Europosłowie chcą podnieść płacę minimalną. Pomysł lansuje stara Unia, bo to zmniejszy konkurencyjność gospodarek nowej Unii i zatrzyma u nich inwestorów.

Pensja minimalna we wszystkich krajach Unii Europejskiej powinna wynosić 60 proc. średniej pensji – taką rezolucję przegłosowali deputowani Parlamentu Europejskiego.

– Dla Polski oznaczałoby to konieczność wzrostu wynagrodzeń w krótkim czasie o 25 – 30 proc. Jest to niewykonalne – mówi Adam Ambrozik, ekspert Pracodawców RP.

Pomysł PE w ogóle nie jest w interesie krajów Europy Środkowej. Wejście w życie regulacji spowoduje spadek konkurencyjności gospodarek nowych członków Unii i zatrzyma przeprowadzkę biznesu z państw zachodnich na Wschód. Dlatego największymi orędownikami tego pomysłu są Niemcy.

Nasi związkowcy chwalą pomysł, ale polscy pracodawcy alarmują: skutkiem wprowadzenia przepisów zaproponowanych przez Parlament Europejski będzie wzrost szarej strefy i bezrobocia.

Obecnie stawki minimalne w krajach UE wahają się od 30 do 50 proc. średnich dochodów. W Polsce płaca minimalna wynosi 1317 zł brutto, czyli ok. 42 proc. średniej krajowej. Gdyby nowe regulacje weszły w życie, wynosiłaby ok. 2000 zł. Na początku października rząd zdecydował, że w przyszłym roku minimalne uposażenie wzrośnie o zaledwie 69 zł – do 1386 zł.

Na znaczący wzrost płacy minimalnej do tej pory nie godziło się Ministerstwo Finansów, wskazując na trudną sytuację finansów publicznych. Z płacą minimalną powiązana jest wysokość 27 świadczeń, m.in. dodatku za pracę w nocy czy dofinansowania do zatrudnienia osób niepełnosprawnych.

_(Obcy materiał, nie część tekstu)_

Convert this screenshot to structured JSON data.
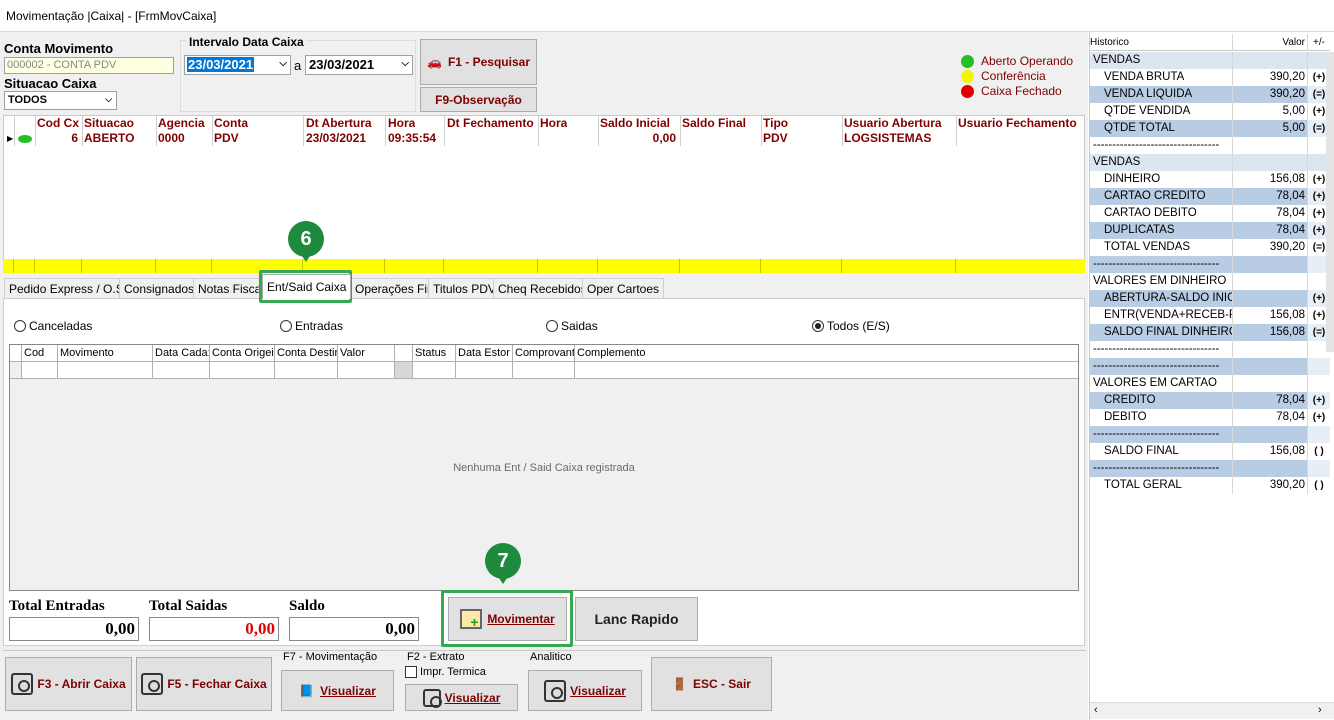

– Nie mam wątpliwości, że zbyt wysoka płaca minimalna będzie stymulować wzrost bezrobocia, bo zniechęci pracodawców do zatrudniania osób o najniższych kwalifikacjach – mówi prof. Witold Orłowski, członek Rady Gospodarczej przy premierze.

Wniosek ujednolicenia i podwyższenia europejskich uposażeń złożyli europosłowie z frakcji Zjednoczona Lewica Europejska. „Za” byli także członkowie chadeckiej EPP, gdzie głównym graczem jest niemiecka CDU, a członkiem też Platforma Obywatelska.

Rezolucja Parlamentu Europejskiego jest tylko wskazaniem, do którego państwa członkowskie na razie nie muszą się stosować. Dopiero Komisja Europejska na jej podstawie przygotuje projekt regulacji. Jej kształt poznamy w ciągu roku.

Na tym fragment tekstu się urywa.